Pernyataan Nabi ini secara eksplisit menyuruh bahwa perbedaan suku, agama, ras, dan etnis jangan dijadikan sebagai ukuran dalam bertindak. Bersikap, dan berperilaku. Siapapun tidak boleh menganggap pihaknya lebih mulia dari pihak orang lain.

Agama selalu menyuruh agar sekat-sekat perbedaan itu semaksimal mungkin dihilangkan.

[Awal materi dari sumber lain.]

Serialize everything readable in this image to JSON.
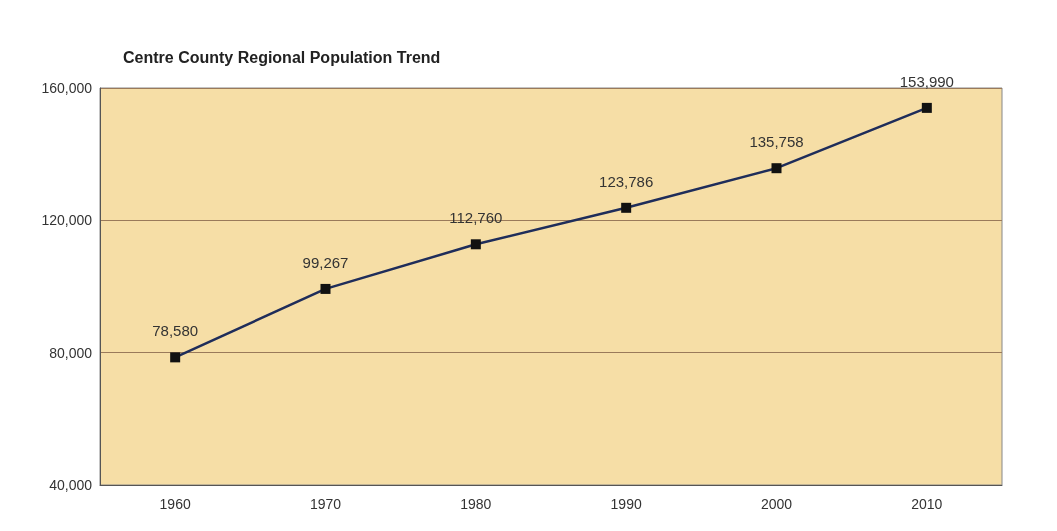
{
  "chart_data": {
    "type": "line",
    "title": "Centre County Regional Population Trend",
    "categories": [
      "1960",
      "1970",
      "1980",
      "1990",
      "2000",
      "2010"
    ],
    "series": [
      {
        "color": "#1f2d5a",
        "values": [
          78580,
          99267,
          112760,
          123786,
          135758,
          153990
        ],
        "value_labels": [
          "78,580",
          "99,267",
          "112,760",
          "123,786",
          "135,758",
          "153,990"
        ]
      }
    ],
    "ylim": [
      40000,
      160000
    ],
    "yticks": [
      {
        "value": 40000,
        "label": "40,000"
      },
      {
        "value": 80000,
        "label": "80,000"
      },
      {
        "value": 120000,
        "label": "120,000"
      },
      {
        "value": 160000,
        "label": "160,000"
      }
    ],
    "grid": "y",
    "marker": "square",
    "line_style": "solid"
  }
}
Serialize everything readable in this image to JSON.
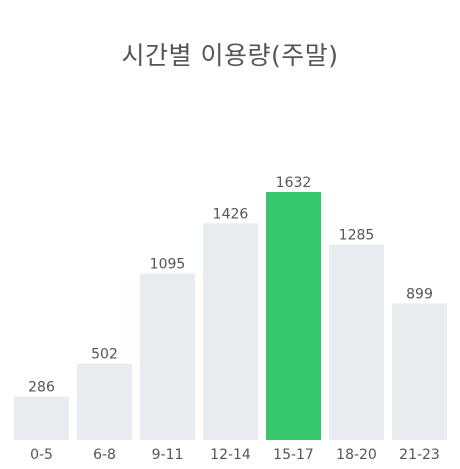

Sebab, hanya dengan rasa seirama, serasa dan setara, persatuan dan kesatuan bisa terjaga.

Islam adalah agama yang selalu mendorong para pemeluknya agar menghargai dan menjungjung hak dan martabat setiap manusia, tanpa terjebak kepada perbedaan-perbedaan yang ada.

Nilai-nilai kesetaraan seharusnya menjadi bantu loncatan bagi setiap muslim terlebih-lebih para pemuka agamanya dalam mendakwahkan ajaran agama. Ustad, pendeta, biksu, dan segenap tokoh agama jangan terjebak pada eksklusifisme masing-masing. Dakwah harus dijadikan sebagai ladang untuk menanamkan benih-binih kesetaraan dalam masyarakat.